Nato a Birmingham, Lodge si era unito alla rock band inglese due anni dopo la sua formazione nel 1964, contribuendo alla creazione di alcuni dei brani più celebri della band, tra cui Nights in White Satin, Question e Isn’t Life Strange.
Il ricordo della famiglia
È con la più profonda tristezza che dobbiamo annunciare che John Lodge, il nostro amato marito, padre, nonno, suocero e fratello, ci è stato improvvisamente e inaspettatamente portato via
Si legge nel comunicato diffuso dalla famiglia, che prosegue:
Chiunque abbia conosciuto quest’uomo dal cuore immenso sa che il suo amore per la moglie Kirsten e per la sua famiglia era la cosa più importante per lui, seguita solo dalla passione per la musica e dalla sua fede.
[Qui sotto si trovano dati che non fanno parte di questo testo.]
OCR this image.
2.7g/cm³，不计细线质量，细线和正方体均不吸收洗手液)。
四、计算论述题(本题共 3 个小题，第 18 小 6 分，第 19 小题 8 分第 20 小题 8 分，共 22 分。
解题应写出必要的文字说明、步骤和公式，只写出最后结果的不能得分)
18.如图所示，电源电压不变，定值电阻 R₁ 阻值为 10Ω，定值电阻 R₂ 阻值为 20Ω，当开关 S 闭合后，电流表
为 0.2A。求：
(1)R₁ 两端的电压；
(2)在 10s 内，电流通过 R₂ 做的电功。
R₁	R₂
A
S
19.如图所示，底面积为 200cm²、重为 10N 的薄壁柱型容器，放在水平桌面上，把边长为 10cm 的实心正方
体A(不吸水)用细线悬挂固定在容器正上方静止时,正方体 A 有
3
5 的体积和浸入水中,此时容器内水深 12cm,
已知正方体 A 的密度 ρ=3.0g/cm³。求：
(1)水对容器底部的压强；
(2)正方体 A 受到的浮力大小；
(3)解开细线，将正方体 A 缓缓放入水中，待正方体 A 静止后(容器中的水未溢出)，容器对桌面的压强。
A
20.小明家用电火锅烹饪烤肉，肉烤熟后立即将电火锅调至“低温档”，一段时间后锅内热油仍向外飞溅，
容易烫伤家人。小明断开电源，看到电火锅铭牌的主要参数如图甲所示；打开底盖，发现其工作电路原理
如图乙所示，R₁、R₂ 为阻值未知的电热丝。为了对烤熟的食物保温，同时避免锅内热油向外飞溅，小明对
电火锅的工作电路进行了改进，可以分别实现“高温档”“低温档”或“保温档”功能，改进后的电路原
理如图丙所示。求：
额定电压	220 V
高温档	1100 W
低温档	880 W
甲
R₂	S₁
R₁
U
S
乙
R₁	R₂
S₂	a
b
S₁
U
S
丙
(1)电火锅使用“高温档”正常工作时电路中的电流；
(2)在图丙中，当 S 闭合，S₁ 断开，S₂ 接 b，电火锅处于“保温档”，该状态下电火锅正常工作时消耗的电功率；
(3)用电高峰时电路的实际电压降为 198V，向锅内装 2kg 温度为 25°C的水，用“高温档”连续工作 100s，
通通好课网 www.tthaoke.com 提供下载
John se ne è andato serenamente, circondato dai suoi cari e dalle note degli Everly Brothers e di Buddy Holly. Ci mancheranno per sempre il suo amore, il sorriso e il sostegno incondizionato.
L’ingresso nella band ed i successi
Insieme al collega e cantante Justin Hayward, John Lodge entrò nei Moody Blues nel 1966, dopo l’uscita di Denny Laine e Clint Warwick. Accanto ai membri fondatori rimasti, contribuì a guidare la band – inizialmente orientata verso l’R&B – verso il rock psichedelico, e successivamente verso il progressive rock.
Tra i lavori più iconici dei Moody Blues cui prese parte ci sono Days of Future Passed (1967), disco di platino considerato uno dei primi concept album della storia della musica rock, e In Search of the Lost Chord (1968) in cui la band si spinse verso territori più sperimentali.
Successivamente, tra il 1969 e il 1972 partecipò anche alla realizzazione di altri album di successo della band: On the Threshold of a Dream e To Our Children’s Children’s Children, in un periodo in cui i Moody Blues piazzarono dodici album consecutivi nella Top 40 statunitense, culminando con i successi Seventh Sojourn del 1972 e Long Distance Voyager del 1981.
Tour e riconoscimenti
La band ha continuato ad esibirsi fino al 2018, anno in cui ha festeggiato il cinquantesimo anniversario di Days of Future Passed ed è stata inserita nella Rock and Roll Hall of Fame. Nel corso della loro carriera i Moody Blues hanno venduto oltre 70 milioni di dischi.
Lodge e Hayward hanno in seguito intrapreso carriere soliste, continuando però a portare in tour il repertorio della band. Nel 2024 Lodge aveva programmato un tour solista, accompagnato dal genero Jon Davison, cantante degli Yes, dedicato proprio a Days of Future Passed. Il tour sarebbe dovuto riprendere questo dicembre.
La vita privata
John Lodge era nato nel 1943 nel sobborgo di Erdington, a Birmingham. Aveva frequentato la Birches Green Junior School, la Central Grammar School e il Birmingham College of Advanced Technology. Nel settembre del 1968 sposò Kirsten, dalla quale ebbe due figli; la canzone dei Moody Blues Emily’s Song era dedicata proprio alla figlia.
Lodge si era più volte definito un cristiano evangelico, dichiarando che la sua fede lo aveva aiutato ad evitare gli eccessi del mondo del rock’n’roll.
Il comunicato della famiglia conclude:
Siamo con il cuore spezzato, ma cammineremo verso la pace circondati dall’amore che ci ha donato. Come John amava dire alla fine di ogni concerto: Thank you for keeping the faith
L’ultimo progetto solista di John Lodge è stato l’EP Love Conquers All , uscito a febbraio 2025. Ray Thomas, membro storico della band britannica, è morto nel 2018, mentre Graeme Edge – ultimo membro fondatore rimasto del gruppo – è scomparso nel 2021.